1998 MNIST database A team led by Yann LeCun releases the MNIST database, a dataset comprising a mix of handwritten digits from American Census Bureau employees and American high school students.[39] The MNIST database has since become a benchmark for evaluating handwriting recognition.
2002 Torch Machine Learning Library Torch, a software library for machine learning, is first released.[40]
2006 The Netflix Prize The Netflix Prize competition is launched by Netflix. The aim of the competition was to use machine learning to beat Netflix's own recommendation software's accuracy in predicting a user's rating for a film given their ratings for previous films by at least 10%.[41] The prize was won in 2009.
2009 Achievement ImageNet ImageNet is created.
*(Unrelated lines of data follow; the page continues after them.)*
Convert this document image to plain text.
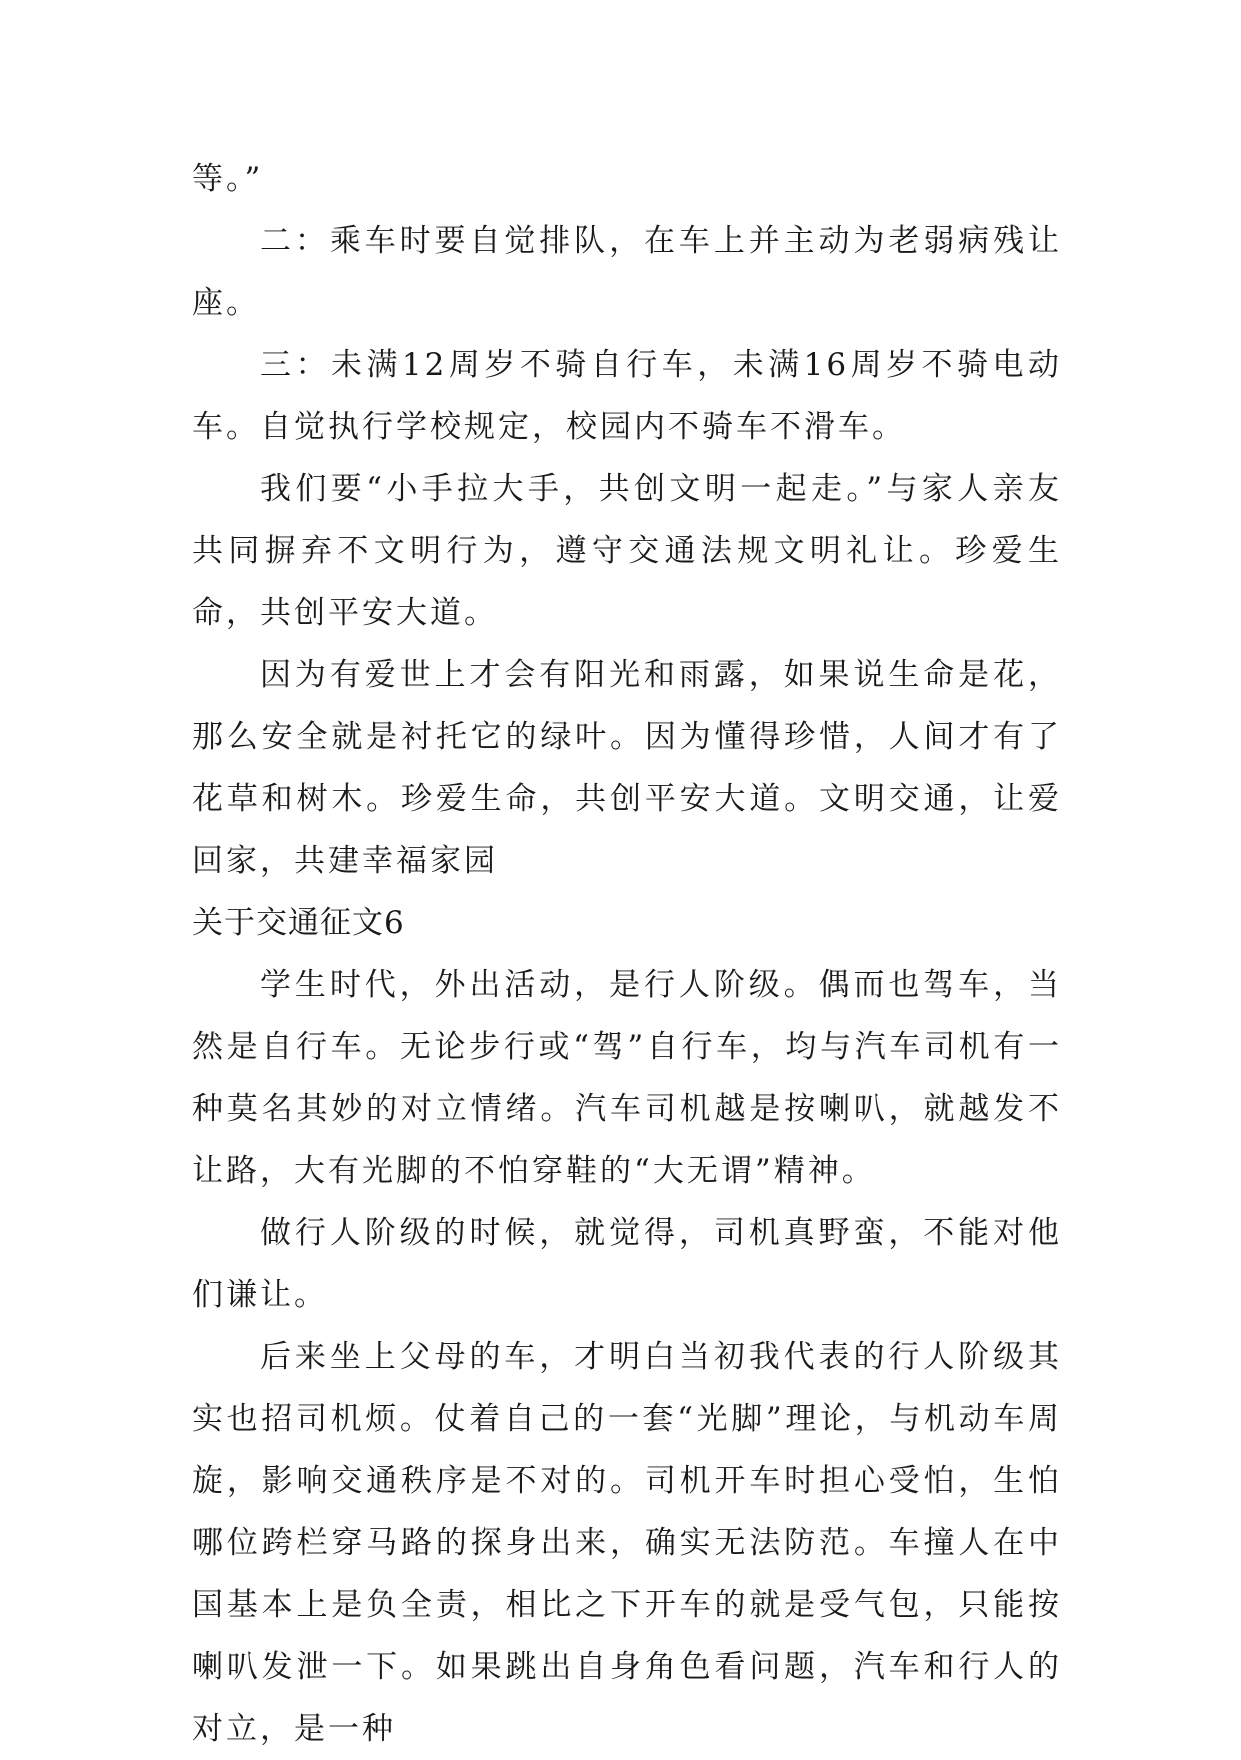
等。”

二：乘车时要自觉排队，在车上并主动为老弱病残让座。

三：未满12周岁不骑自行车，未满16周岁不骑电动车。自觉执行学校规定，校园内不骑车不滑车。

我们要“小手拉大手，共创文明一起走。”与家人亲友共同摒弃不文明行为，遵守交通法规文明礼让。珍爱生命，共创平安大道。

因为有爱世上才会有阳光和雨露，如果说生命是花，那么安全就是衬托它的绿叶。因为懂得珍惜，人间才有了花草和树木。珍爱生命，共创平安大道。文明交通，让爱回家，共建幸福家园

关于交通征文6

学生时代，外出活动，是行人阶级。偶而也驾车，当然是自行车。无论步行或“驾”自行车，均与汽车司机有一种莫名其妙的对立情绪。汽车司机越是按喇叭，就越发不让路，大有光脚的不怕穿鞋的“大无谓”精神。

做行人阶级的时候，就觉得，司机真野蛮，不能对他们谦让。

后来坐上父母的车，才明白当初我代表的行人阶级其实也招司机烦。仗着自己的一套“光脚”理论，与机动车周旋，影响交通秩序是不对的。司机开车时担心受怕，生怕哪位跨栏穿马路的探身出来，确实无法防范。车撞人在中国基本上是负全责，相比之下开车的就是受气包，只能按喇叭发泄一下。如果跳出自身角色看问题，汽车和行人的对立，是一种
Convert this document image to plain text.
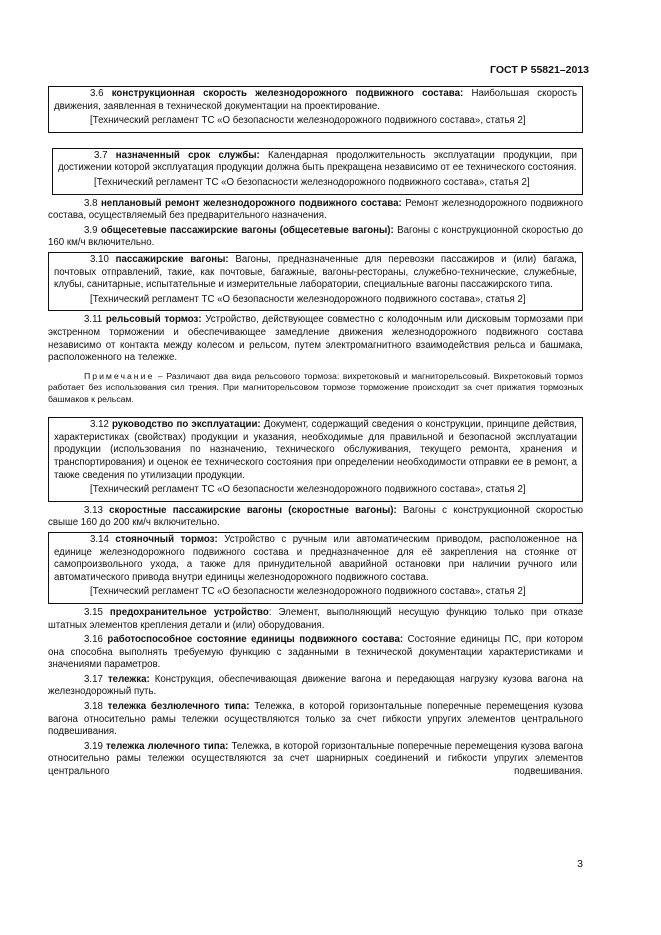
ГОСТ Р 55821–2013

3.6 конструкционная скорость железнодорожного подвижного состава: Наибольшая скорость движения, заявленная в технической документации на проектирование.

[Технический регламент ТС «О безопасности железнодорожного подвижного состава», статья 2]

3.7 назначенный срок службы: Календарная продолжительность эксплуатации продукции, при достижении которой эксплуатация продукции должна быть прекращена независимо от ее технического состояния.

[Технический регламент ТС «О безопасности железнодорожного подвижного состава», статья 2]

3.8 неплановый ремонт железнодорожного подвижного состава: Ремонт железнодорожного подвижного состава, осуществляемый без предварительного назначения.

3.9 общесетевые пассажирские вагоны (общесетевые вагоны): Вагоны с конструкционной скоростью до 160 км/ч включительно.

3.10 пассажирские вагоны: Вагоны, предназначенные для перевозки пассажиров и (или) багажа, почтовых отправлений, такие, как почтовые, багажные, вагоны-рестораны, служебно-технические, служебные, клубы, санитарные, испытательные и измерительные лаборатории, специальные вагоны пассажирского типа.

[Технический регламент ТС «О безопасности железнодорожного подвижного состава», статья 2]

3.11 рельсовый тормоз: Устройство, действующее совместно с колодочным или дисковым тормозами при экстренном торможении и обеспечивающее замедление движения железнодорожного подвижного состава независимо от контакта между колесом и рельсом, путем электромагнитного взаимодействия рельса и башмака, расположенного на тележке.

Примечание – Различают два вида рельсового тормоза: вихретоковый и магниторельсовый. Вихретоковый тормоз работает без использования сил трения. При магниторельсовом тормозе торможение происходит за счет прижатия тормозных башмаков к рельсам.

3.12 руководство по эксплуатации: Документ, содержащий сведения о конструкции, принципе действия, характеристиках (свойствах) продукции и указания, необходимые для правильной и безопасной эксплуатации продукции (использования по назначению, технического обслуживания, текущего ремонта, хранения и транспортирования) и оценок ее технического состояния при определении необходимости отправки ее в ремонт, а также сведения по утилизации продукции.

[Технический регламент ТС «О безопасности железнодорожного подвижного состава», статья 2]

3.13 скоростные пассажирские вагоны (скоростные вагоны): Вагоны с конструкционной скоростью свыше 160 до 200 км/ч включительно.

3.14 стояночный тормоз: Устройство с ручным или автоматическим приводом, расположенное на единице железнодорожного подвижного состава и предназначенное для её закрепления на стоянке от самопроизвольного ухода, а также для принудительной аварийной остановки при наличии ручного или автоматического привода внутри единицы железнодорожного подвижного состава.

[Технический регламент ТС «О безопасности железнодорожного подвижного состава», статья 2]

3.15 предохранительное устройство: Элемент, выполняющий несущую функцию только при отказе штатных элементов крепления детали и (или) оборудования.

3.16 работоспособное состояние единицы подвижного состава: Состояние единицы ПС, при котором она способна выполнять требуемую функцию с заданными в технической документации характеристиками и значениями параметров.

3.17 тележка: Конструкция, обеспечивающая движение вагона и передающая нагрузку кузова вагона на железнодорожный путь.

3.18 тележка безлюлечного типа: Тележка, в которой горизонтальные поперечные перемещения кузова вагона относительно рамы тележки осуществляются только за счет гибкости упругих элементов центрального подвешивания.

3.19 тележка люлечного типа: Тележка, в которой горизонтальные поперечные перемещения кузова вагона относительно рамы тележки осуществляются за счет шарнирных соединений и гибкости упругих элементов центрального подвешивания.

3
ImageNet is a large visual database envisioned by Fei-Fei Li from Stanford University, who realized that the best machine learning algorithms wouldn't work well if the data didn't reflect the real world.[42] For many, ImageNet was the catalyst for the AI boom[43] of the 21st century.
2010 Kaggle Competition Kaggle, a website that serves as a platform for machine learning competitions, is launched.[44]
2011 Achievement Beating Humans in Jeopardy Using a combination of machine learning, natural language processing and information retrieval techniques, IBM's Watson beats two human champions in a Jeopardy! competition.[45]
2012 Achievement Recognizing Cats on YouTube The Google Brain team, led by Andrew Ng and Jeff Dean, create a neural network that learns to recognize cats by watching unlabeled images taken from frames of YouTube videos.[46][47]
2014 Leap in Face Recognition Facebook researchers publish their work on DeepFace, a system that uses neural networks that identifies faces with 97.35% accuracy. The results are an improvement of more than 27% over previous systems and rivals human performance.[48]
2014 Sibyl Researchers from Google detail their work on Sibyl,[49] a proprietary platform for massively parallel machine learning used internally by Google to make predictions about user behavior and provide recommendations.[50]
2016 Achievement Beating Humans in Go Google's AlphaGo program becomes the first Computer Go program to beat an unhandicapped professional human player[51] using a combination of machine learning and tree search techniques.[52] Later improved as AlphaGo Zero and then in 2017 generalized to Chess and more two-player games with AlphaZero.